Ankhi Mukherjee is Professor of English and World Literatures at Oxford and a Fellow of Wadham College. Mukherjee’s first book is Aesthetic Hysteria: The Great Neurosis in Victorian Melodrama and Contemporary Fiction (Routledge, 2007). Her second monograph, What Is a Classic? Postcolonial Rewriting and Invention of the Canon, published by Stanford University Press in 2014, examined the residual influence of the Eurocentric canon on postcolonial and world literatures. It won the British Academy Rose Mary Crawshay Prize for Literature in 2015.

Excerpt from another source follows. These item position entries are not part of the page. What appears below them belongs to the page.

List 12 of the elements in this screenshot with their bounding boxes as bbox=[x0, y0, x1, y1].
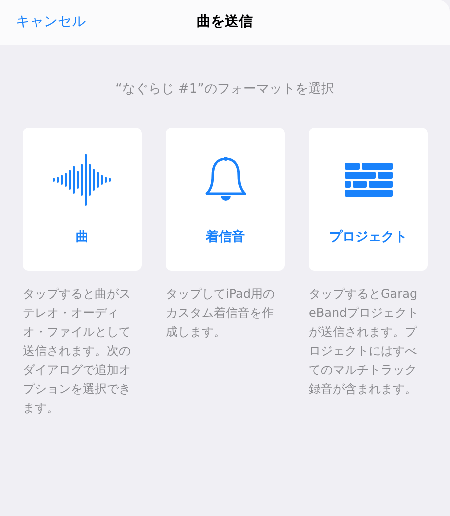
prompt-text: “なぐらじ #1”のフォーマットを選択 bbox=[114, 81, 336, 99]
format-option-card[interactable]: 着信音 bbox=[166, 128, 285, 270]
dialog-title: 曲を送信 bbox=[197, 13, 253, 32]
cancel-button[interactable]: キャンセル bbox=[16, 12, 86, 33]
option-description: タップすると曲がステレオ・オーディオ・ファイルとして送信されます。次のダイアログで追加オプションを選択できます。 bbox=[23, 286, 132, 416]
waveform-icon bbox=[52, 154, 114, 206]
option-description: タップしてiPad用のカスタム着信音を作成します。 bbox=[166, 286, 276, 340]
bell-icon bbox=[204, 156, 248, 204]
option-description: タップするとGarageBandプロジェクトが送信されます。プロジェクトにはすべてのマルチトラック録音が含まれます。 bbox=[309, 286, 420, 398]
format-option-card[interactable]: 曲 bbox=[23, 128, 142, 270]
brick-wall-icon bbox=[344, 162, 392, 196]
format-option-card[interactable]: プロジェクト bbox=[309, 128, 428, 270]
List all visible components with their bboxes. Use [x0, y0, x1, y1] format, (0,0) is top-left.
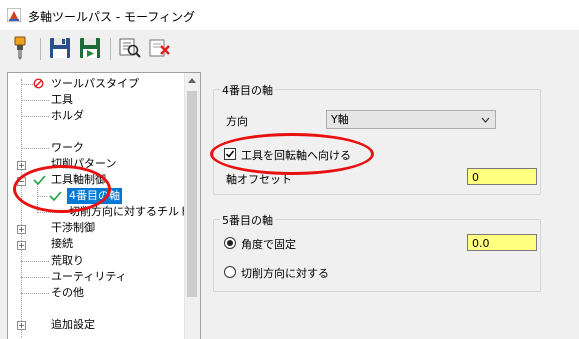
collapse-toggle[interactable]: −: [17, 177, 26, 186]
save-and-run-button[interactable]: [78, 36, 102, 60]
radio-selected-dot: [227, 240, 233, 246]
checkmark-icon: [49, 191, 62, 202]
tree-item-label: 接続: [51, 237, 73, 250]
axis5-group: [213, 219, 541, 292]
tree-item-label: 工具軸制御: [51, 173, 106, 186]
delete-button[interactable]: [148, 36, 172, 60]
axis-offset-input[interactable]: 0: [467, 168, 537, 185]
tree-scrollbar[interactable]: [184, 73, 200, 339]
tree-item-label: ホルダ: [51, 109, 84, 122]
settings-tree[interactable]: ツールパスタイプ 工具 ホルダ ワーク + 切削パターン − 工具軸制御 4番目…: [7, 72, 201, 339]
tree-item-label: 干渉制御: [51, 221, 95, 234]
preview-button[interactable]: [118, 36, 142, 60]
tree-item-label: 追加設定: [51, 318, 95, 331]
tree-connector: [21, 79, 22, 337]
scroll-up-arrow-icon[interactable]: [188, 78, 196, 83]
relative-to-cut-radio[interactable]: [224, 266, 236, 278]
save-button[interactable]: [48, 36, 72, 60]
checkmark-icon: [225, 150, 235, 158]
axis-offset-label: 軸オフセット: [226, 173, 292, 186]
tree-connector: [37, 212, 67, 213]
tool-button[interactable]: [8, 36, 32, 60]
tree-item-label: ワーク: [51, 141, 84, 154]
tree-connector: [21, 261, 49, 262]
direction-dropdown[interactable]: Y軸: [326, 110, 496, 129]
fixed-angle-radio[interactable]: [224, 237, 236, 249]
window-title: 多軸ツールパス - モーフィング: [28, 10, 196, 24]
preview-icon: [119, 38, 141, 58]
tree-item-label: ユーティリティ: [51, 270, 127, 283]
tree-connector: [21, 293, 49, 294]
expand-toggle[interactable]: +: [17, 161, 26, 170]
tree-connector: [21, 277, 49, 278]
axis5-group-title: 5番目の軸: [220, 212, 275, 228]
orient-tool-label[interactable]: 工具を回転軸へ向ける: [241, 147, 351, 163]
orient-tool-checkbox[interactable]: [224, 148, 236, 160]
title-bar: 多軸ツールパス - モーフィング: [0, 0, 579, 30]
delete-icon: [149, 39, 170, 57]
tree-item-label: 荒取り: [51, 254, 84, 267]
tree-item-label: 切削方向に対するチルト: [69, 205, 190, 218]
tree-connector: [21, 116, 49, 117]
tree-connector: [37, 183, 38, 211]
direction-value: Y軸: [331, 113, 349, 126]
tree-connector: [37, 196, 47, 197]
relative-to-cut-label[interactable]: 切削方向に対する: [241, 265, 329, 281]
toolbar-separator: [110, 38, 111, 60]
invalid-icon: [33, 78, 44, 89]
tree-item-label: ツールパスタイプ: [51, 77, 139, 90]
expand-toggle[interactable]: +: [17, 225, 26, 234]
scrollbar-thumb[interactable]: [187, 91, 197, 297]
tree-item-label: 工具: [51, 93, 73, 106]
expand-toggle[interactable]: +: [17, 241, 26, 250]
tree-item-label: 切削パターン: [51, 157, 117, 170]
tool-icon: [14, 36, 26, 60]
expand-toggle[interactable]: +: [17, 321, 26, 330]
tree-connector: [21, 148, 49, 149]
save-and-run-icon: [80, 38, 100, 58]
fixed-angle-label[interactable]: 角度で固定: [241, 236, 296, 252]
tree-connector: [21, 84, 33, 85]
tree-item-label: その他: [51, 286, 84, 299]
toolbar: [0, 30, 579, 68]
tree-connector: [21, 100, 49, 101]
save-icon: [50, 38, 70, 58]
chevron-down-icon: [481, 117, 490, 123]
app-icon: [7, 8, 21, 22]
fixed-angle-input[interactable]: 0.0: [467, 234, 537, 251]
toolbar-separator: [40, 38, 41, 60]
tree-item-label: 4番目の軸: [67, 188, 122, 204]
direction-label: 方向: [226, 115, 248, 128]
axis4-group-title: 4番目の軸: [220, 82, 275, 98]
checkmark-icon: [33, 175, 46, 186]
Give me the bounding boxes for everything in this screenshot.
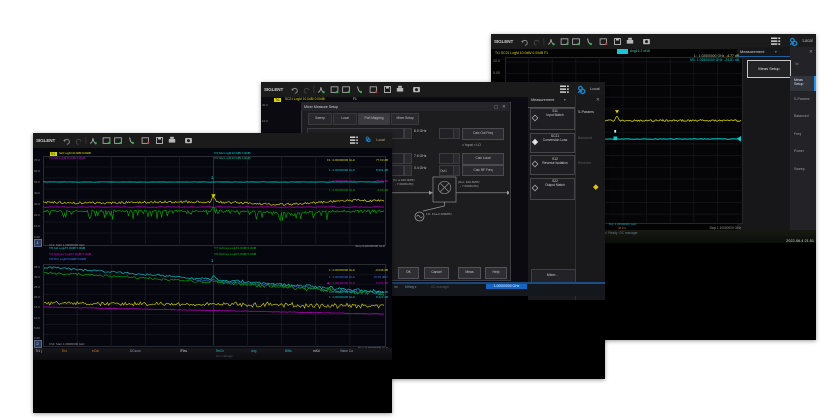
svg-text:1: 1 [211,258,214,263]
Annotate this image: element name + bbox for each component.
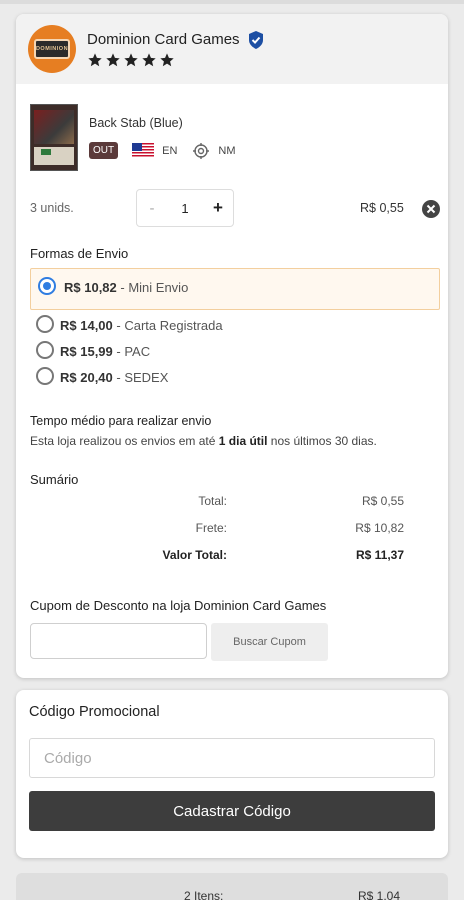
us-flag-icon (132, 143, 155, 158)
condition-label: NM (218, 144, 236, 157)
shipping-radio-carta-registrada[interactable] (36, 315, 54, 333)
remove-item-icon[interactable] (422, 200, 440, 218)
coupon-title: Cupom de Desconto na loja Dominion Card … (30, 598, 327, 613)
shipping-option-mini-envio[interactable]: R$ 10,82 - Mini Envio (64, 280, 188, 295)
summary-total-value: R$ 0,55 (361, 494, 404, 508)
stock-badge: OUT (89, 142, 119, 159)
item-price: R$ 0,55 (360, 201, 404, 215)
shipping-radio-pac[interactable] (36, 341, 54, 359)
available-units: 3 unids. (30, 201, 74, 215)
coupon-input[interactable] (30, 623, 207, 659)
star-icon (160, 52, 174, 66)
store-name[interactable]: Dominion Card Games (87, 31, 240, 48)
quantity-value[interactable]: 1 (167, 201, 203, 216)
quantity-row: 3 unids. - 1 + R$ 0,55 (30, 186, 442, 230)
shipping-option-carta-registrada[interactable]: R$ 14,00 - Carta Registrada (60, 318, 223, 333)
avg-shipping-desc: Esta loja realizou os envios em até 1 di… (30, 434, 377, 448)
shipping-option-pac[interactable]: R$ 15,99 - PAC (60, 344, 150, 359)
top-divider (0, 0, 464, 4)
summary-total-label: Total: (198, 494, 227, 508)
shipping-radio-sedex[interactable] (36, 367, 54, 385)
star-icon (88, 52, 102, 66)
verified-badge-icon (248, 30, 263, 49)
cart-footer: 2 Itens: R$ 1,04 (16, 873, 448, 900)
footer-total: R$ 1,04 (358, 889, 401, 900)
summary-title: Sumário (30, 472, 79, 487)
promo-code-card: Código Promocional Cadastrar Código (16, 690, 448, 858)
star-icon (142, 52, 156, 66)
star-icon (106, 52, 120, 66)
quantity-stepper: - 1 + (136, 189, 234, 227)
store-header: DOMINION Dominion Card Games (16, 14, 448, 84)
store-cart-card: DOMINION Dominion Card Games Back Stab (… (16, 14, 448, 678)
summary-shipping-label: Frete: (195, 521, 227, 535)
decrease-button[interactable]: - (137, 200, 167, 217)
language-label: EN (162, 144, 178, 157)
summary-shipping-value: R$ 10,82 (355, 521, 404, 535)
promo-code-input[interactable] (29, 738, 435, 778)
avg-shipping-title: Tempo médio para realizar envio (30, 414, 212, 428)
store-logo[interactable]: DOMINION (28, 25, 76, 73)
shipping-option-sedex[interactable]: R$ 20,40 - SEDEX (60, 370, 168, 385)
store-rating (87, 52, 264, 68)
condition-icon (193, 142, 210, 159)
item-name[interactable]: Back Stab (Blue) (89, 116, 183, 130)
store-logo-text: DOMINION (35, 46, 69, 52)
shipping-radio-mini-envio[interactable] (38, 277, 56, 295)
promo-title: Código Promocional (29, 704, 160, 720)
shipping-title: Formas de Envio (30, 246, 129, 261)
item-tags: OUT EN NM (89, 142, 236, 159)
star-icon (124, 52, 138, 66)
register-code-button[interactable]: Cadastrar Código (29, 791, 435, 831)
increase-button[interactable]: + (203, 198, 233, 218)
card-thumbnail[interactable] (30, 104, 78, 171)
search-coupon-button[interactable]: Buscar Cupom (211, 623, 328, 661)
summary-grand-total-value: R$ 11,37 (355, 548, 404, 562)
footer-item-count: 2 Itens: (184, 889, 224, 900)
summary-grand-total-label: Valor Total: (162, 548, 227, 562)
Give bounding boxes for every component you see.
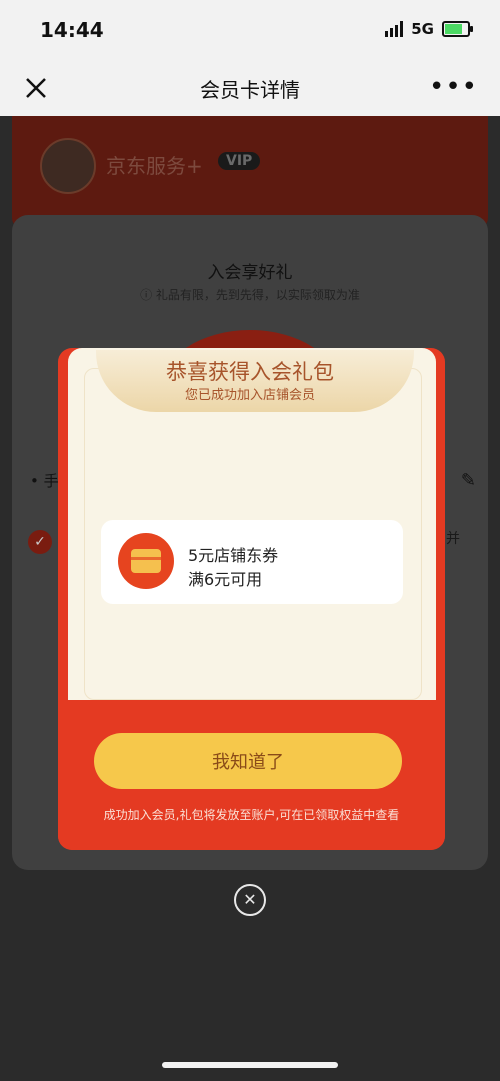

Mukherjee's areas of specialism are Victorian literature and culture, contemporary British and Anglophone fiction, postcolonial studies, psychoanalysis, philosophical theory and intellectual history. She has published on a wide range of topics in prestigious peer-reviewed journals in her field: PMLA, MLQ, Contemporary Literature, Paragraph, Parallax, Critique, and others. She has chapters in several collaborative volumes and is on the editorial board of Oxford Bibliographies Online, a flagship OUP project, Women: A Cultural Review, and Postcolonial Literary Inquiry, a Cambridge University Press journal. She has co-edited (with Laura Marcus) A Concise Companion to Psychoanalysis, Literature, and Culture (Wiley-Blackwell, 2014).
Ankhi Mukherjee is currently at work on two projects: her third monograph, The Psychic Life of the Poor: A City Unseen in Mumbai, London, and New York, and a collection of essays, After Lacan, which she is editing for Cambridge University Press.